Exploring the role of ATP1A3 mutations in sudden unexplained death in epilepsy - PROJECT SUMMARY/ABSTRACT
Sudden unexplained death in epilepsy (SUDEP) is the sudden and unexplained death of a patient with a history of seizures
and epilepsy who is in a reasonable state of health. It is a major cause of death in patients with epilepsy and a common
cause of neurologic death overall. Believed to be caused by a culmination of cardiac and neurologic factors, epilepsy
induced bradycardia is a risk factor for SUDEP and may trigger lethal ventricular arrhythmias in susceptible myocardium.
Development of a robust experimental model which recapitulates this would open the door for foundational studies to
develop critical pharmacotherapies. SUDEP is a tragic outcome in patients with alternating hemiplegia of childhood (AHC)
which is characterized by epilepsy, dystonia, paralysis, and, notably, sudden death in the setting of bradycardia. Among
AHC patients, 90% harbor underlying pathologic genetic variants in the ATP1A3-encoded alpha-3 catalytic subunit of the
Na/K ATPase pump (ATP1A3). We have identified a strong correlation between the most common AHC-associated
ATP1A3 variant (D801N) and short QT on ECG and ventricular fibrillation during bradycardia. Human induced pluripotent
stem cell-derived cardiac myocytes from an ATP1A3-D801N-positive child (hiPSC-CMD801N) demonstrate shortened
repolarization time, disrupted calcium homeostasis, and delayed-after depolarizations, which are triggers for arrhythmias.

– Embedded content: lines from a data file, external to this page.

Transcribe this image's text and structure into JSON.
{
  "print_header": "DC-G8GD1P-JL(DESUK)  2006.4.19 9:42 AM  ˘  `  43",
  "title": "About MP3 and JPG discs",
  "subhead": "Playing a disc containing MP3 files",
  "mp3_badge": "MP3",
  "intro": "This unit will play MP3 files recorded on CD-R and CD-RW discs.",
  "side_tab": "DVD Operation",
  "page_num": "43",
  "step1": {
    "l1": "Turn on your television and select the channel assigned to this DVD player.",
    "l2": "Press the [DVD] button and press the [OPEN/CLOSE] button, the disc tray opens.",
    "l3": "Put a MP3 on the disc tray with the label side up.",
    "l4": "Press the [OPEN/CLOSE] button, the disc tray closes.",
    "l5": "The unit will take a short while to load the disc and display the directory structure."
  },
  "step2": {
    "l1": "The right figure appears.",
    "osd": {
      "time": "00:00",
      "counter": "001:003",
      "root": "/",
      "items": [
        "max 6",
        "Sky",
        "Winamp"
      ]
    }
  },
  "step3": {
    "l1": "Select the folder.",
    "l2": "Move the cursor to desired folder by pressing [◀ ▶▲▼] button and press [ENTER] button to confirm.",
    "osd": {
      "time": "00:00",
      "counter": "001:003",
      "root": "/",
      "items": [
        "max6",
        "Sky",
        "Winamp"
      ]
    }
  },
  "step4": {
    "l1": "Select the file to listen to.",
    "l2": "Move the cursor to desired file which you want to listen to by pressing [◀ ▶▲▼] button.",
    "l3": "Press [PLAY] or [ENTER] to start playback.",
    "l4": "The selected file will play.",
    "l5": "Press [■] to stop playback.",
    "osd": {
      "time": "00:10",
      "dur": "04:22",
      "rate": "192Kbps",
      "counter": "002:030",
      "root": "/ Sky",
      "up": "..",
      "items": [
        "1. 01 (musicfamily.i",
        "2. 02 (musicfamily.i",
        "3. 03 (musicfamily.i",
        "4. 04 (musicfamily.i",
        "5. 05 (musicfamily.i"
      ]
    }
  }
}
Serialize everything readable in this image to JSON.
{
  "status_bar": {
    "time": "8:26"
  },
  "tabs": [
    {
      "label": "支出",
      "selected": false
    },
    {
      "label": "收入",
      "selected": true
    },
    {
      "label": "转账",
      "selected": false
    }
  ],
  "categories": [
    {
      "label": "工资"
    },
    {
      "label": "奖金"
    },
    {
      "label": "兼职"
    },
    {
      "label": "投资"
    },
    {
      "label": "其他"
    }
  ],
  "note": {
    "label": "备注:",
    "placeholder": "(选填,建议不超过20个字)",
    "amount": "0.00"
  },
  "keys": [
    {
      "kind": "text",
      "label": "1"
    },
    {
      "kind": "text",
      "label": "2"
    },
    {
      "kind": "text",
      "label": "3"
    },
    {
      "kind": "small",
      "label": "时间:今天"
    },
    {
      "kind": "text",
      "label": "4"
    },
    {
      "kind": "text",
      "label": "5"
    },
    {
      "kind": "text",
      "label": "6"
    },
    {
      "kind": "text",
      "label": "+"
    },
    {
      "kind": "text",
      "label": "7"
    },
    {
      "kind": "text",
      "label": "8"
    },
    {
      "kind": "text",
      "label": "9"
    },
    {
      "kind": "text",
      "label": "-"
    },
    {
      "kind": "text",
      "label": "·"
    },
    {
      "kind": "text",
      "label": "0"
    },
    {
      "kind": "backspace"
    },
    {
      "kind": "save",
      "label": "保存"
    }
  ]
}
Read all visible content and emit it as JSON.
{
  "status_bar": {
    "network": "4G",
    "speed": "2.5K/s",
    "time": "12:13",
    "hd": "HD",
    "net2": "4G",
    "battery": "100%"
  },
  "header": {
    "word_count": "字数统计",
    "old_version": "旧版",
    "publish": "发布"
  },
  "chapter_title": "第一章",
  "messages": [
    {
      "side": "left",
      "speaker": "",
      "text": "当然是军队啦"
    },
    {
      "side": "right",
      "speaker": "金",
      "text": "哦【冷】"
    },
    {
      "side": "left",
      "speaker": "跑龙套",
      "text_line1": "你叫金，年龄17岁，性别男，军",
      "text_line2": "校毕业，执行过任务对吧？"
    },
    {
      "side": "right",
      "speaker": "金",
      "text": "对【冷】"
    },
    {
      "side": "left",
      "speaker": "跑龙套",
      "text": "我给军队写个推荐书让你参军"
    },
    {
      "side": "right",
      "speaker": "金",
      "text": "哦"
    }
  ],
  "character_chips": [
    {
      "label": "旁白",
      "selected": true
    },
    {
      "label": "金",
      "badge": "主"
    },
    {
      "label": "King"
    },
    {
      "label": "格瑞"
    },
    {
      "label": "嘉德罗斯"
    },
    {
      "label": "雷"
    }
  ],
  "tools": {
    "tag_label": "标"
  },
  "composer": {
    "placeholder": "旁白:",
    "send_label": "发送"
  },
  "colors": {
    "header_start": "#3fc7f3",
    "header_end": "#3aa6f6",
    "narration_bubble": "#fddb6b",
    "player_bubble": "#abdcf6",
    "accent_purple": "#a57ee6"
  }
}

Knock-in mice hosting the D801N variant (Atp1a3D801N) have seizures, bradycardia, and sudden death. Further, Atp1a3D801N
mice have a predisposition to ventricular arrhythmias, particularly at lower heart rates, compared to controls. Collectively,
these findings raise the possibility that disruption of ATP1A3 in the heart underlies SUDEP in AHC patients through
bradycardia-triggered arrhythmias. We hypothesize that D801N reduces pump function leading to shortened repolarization
time and predisposes to lethal ventricular arrhythmias. Our goal is to use AHC as a model to establish the role ATP1A3 in
the heart, determine the mechanism of SUDEP, and explore the proarrhythmic effect of bradycardia. To approach this in
an innovative and rigorous way, we will utilize patient-derived hiPSCD801N- and murine Atp1a3D801N-based models for in
vitro, ex vivo, and in vivo studies to determine the mechanism of arrhythmia predisposition in the heart. Specifically, we
propose to determine 1) the mechanism of action potential duration shortening induced by D801N in cardiac myocytes, 2)
the mechanism of cardiac arrhythmogenesis induced by D801N in 3D tissue models and ex vivo analysis, and 3) whether
bradycardia due to seizures is an arrhythmogenic trigger for a “vulnerable” myocardium in Atp1a3D801N mice. In
accomplishing these aims and overall goal, we will determine the function of ATP1A3 in cardiovascular physiology and its
role in cardiac repolarization, calcium signaling, and ventricular arrhythmias, thus identifying molecular targets for
pharmacotherapy. Finally, this will develop robust and rigorous models to determine the mechanisms of sudden death in
AHC and will provide insights into mechanisms of SUDEP more broadly.